Find the City With the Smallest Number of Neighbors at a Threshold Distance
There are n cities numbered from 0 to n-1. Given the array edges where edges[i] = [fromi, toi, weighti] represents a bidirectional and weighted edge between cities fromi and toi, and given the integer distanceThreshold.
Return the city with the smallest number of cities that are reachable through some path and whose distance is at most distanceThreshold, If there are multiple such cities, return the city with the greatest number.
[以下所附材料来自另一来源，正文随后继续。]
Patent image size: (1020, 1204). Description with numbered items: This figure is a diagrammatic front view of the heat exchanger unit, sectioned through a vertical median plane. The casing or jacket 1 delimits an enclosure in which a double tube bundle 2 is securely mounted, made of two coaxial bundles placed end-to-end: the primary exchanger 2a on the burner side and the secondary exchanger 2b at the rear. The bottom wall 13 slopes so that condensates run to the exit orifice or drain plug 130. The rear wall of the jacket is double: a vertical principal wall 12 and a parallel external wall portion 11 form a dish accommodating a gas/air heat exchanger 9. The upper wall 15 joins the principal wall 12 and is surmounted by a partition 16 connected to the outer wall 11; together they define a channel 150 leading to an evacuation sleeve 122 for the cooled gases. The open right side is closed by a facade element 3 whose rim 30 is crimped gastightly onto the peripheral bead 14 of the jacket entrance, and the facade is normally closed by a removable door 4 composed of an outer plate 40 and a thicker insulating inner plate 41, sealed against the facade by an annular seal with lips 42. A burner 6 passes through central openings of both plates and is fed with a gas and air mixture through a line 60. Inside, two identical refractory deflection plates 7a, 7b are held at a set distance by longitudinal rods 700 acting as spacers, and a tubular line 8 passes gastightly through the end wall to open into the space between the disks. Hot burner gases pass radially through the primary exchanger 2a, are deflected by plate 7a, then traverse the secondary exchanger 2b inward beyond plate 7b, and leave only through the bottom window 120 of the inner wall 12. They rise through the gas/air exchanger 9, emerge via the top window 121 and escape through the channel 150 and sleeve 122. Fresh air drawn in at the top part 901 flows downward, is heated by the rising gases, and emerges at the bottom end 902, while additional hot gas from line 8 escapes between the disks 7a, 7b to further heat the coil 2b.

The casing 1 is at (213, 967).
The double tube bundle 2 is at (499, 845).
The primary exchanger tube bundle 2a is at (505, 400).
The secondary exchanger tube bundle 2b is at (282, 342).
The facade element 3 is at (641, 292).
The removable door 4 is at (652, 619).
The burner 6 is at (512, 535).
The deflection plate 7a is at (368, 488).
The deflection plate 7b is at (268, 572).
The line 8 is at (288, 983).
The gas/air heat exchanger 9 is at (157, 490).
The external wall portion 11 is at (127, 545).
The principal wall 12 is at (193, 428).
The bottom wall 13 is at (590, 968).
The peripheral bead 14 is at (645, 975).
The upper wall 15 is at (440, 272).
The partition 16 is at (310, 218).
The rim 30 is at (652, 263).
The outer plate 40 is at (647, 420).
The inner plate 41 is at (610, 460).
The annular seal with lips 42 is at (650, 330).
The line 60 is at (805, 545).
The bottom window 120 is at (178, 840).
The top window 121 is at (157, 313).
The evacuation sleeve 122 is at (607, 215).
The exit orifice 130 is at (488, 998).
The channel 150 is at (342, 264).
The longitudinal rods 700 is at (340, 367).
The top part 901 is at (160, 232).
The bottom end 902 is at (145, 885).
Notice that the distance of a path connecting cities i and j is equal to the sum of the edges' weights along that path.
Example 1:
Input: n = 4, edges = [[0,1,3],[1,2,1],[1,3,4],[2,3,1]], distanceThreshold = 4 Output: 3 Explanation: The figure above describes the graph. The neighboring cities at a distanceThreshold = 4 for each city are: City 0 -> [City 1, City 2] City 1 -> [City 0, City 2, City 3] City 2 -> [City 0, City 1, City 3] City 3 -> [City 1, City 2] Cities 0 and 3 have 2 neighboring cities at a distanceThreshold = 4, but we have to return city 3 since it has the greatest number.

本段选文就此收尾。